Tutti gli altri mammiferi – quindi anche tutti i nostri animali domestici – sono «dicromatici» e presentano dunque due soli tipi di cellule sensoriali in grado di percepire i colori: essi riescono quindi a distinguere solo il blu e il giallo. Questo deficit della visione dei colori, noto anche come «daltonismo», interessa anche circa il 9% degli uomini e meno dell’1% delle donne, che non percepiscono almeno una delle tre componenti del colore; solitamente è la percezione del rosso-verde a risultare alterata.
Questo difetto può addirittura arrivare fino alla totale cecità cromatica: in questo caso, chi ne è affetto vede solo il nero, il bianco e le sfumature di grigio.
Il daltonismo è quasi sempre imputabile a un’anomalia genetica congenita della retina, non è curabile ed è praticamente impossibile da correggere. Anche se gli occhiali o le lenti a contatto con determinati filtri cromatici possono migliorare la visione dei colori e le lenti da vista colorate contribuiscono ad alleviare un’eventuale ipersensibilità alla luce, purtroppo chi soffre di questo difetto non può nutrire troppe speranze di migliorare la propria visione dei colori.
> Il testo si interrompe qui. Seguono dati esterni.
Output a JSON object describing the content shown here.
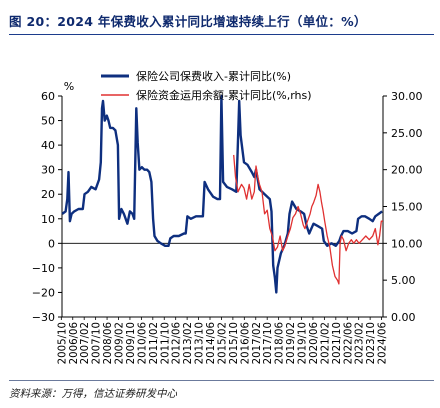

Convivere con il daltonismo non è però così difficile: spesso la persona colpita non se ne accorge neppure, in quanto non può sapere cosa significhi vedere in tricromia. Ad ogni modo, per scoprire se effettivamente si soffre di un difetto della percezione cromatica, basta dare uno sguardo alle tavole di Ishihara.
Naturalmente può capitare che persone con questo tipo di difetti visivi si trovino di fronte alla porta di una toilette libera e pensino che il dischetto sia posizionato sul rosso dell’«occupato», oppure che non riescano a trovare un posto libero in un parcheggio multipiano con display a LED, perché non sono in grado di riconoscere se la lucina è rossa o verde. Ma la loro situazione non è così tremenda.
E comunque, almeno, non dobbiamo più distinguere i frutti e le bacche commestibili da quelli velenosi in base al colore!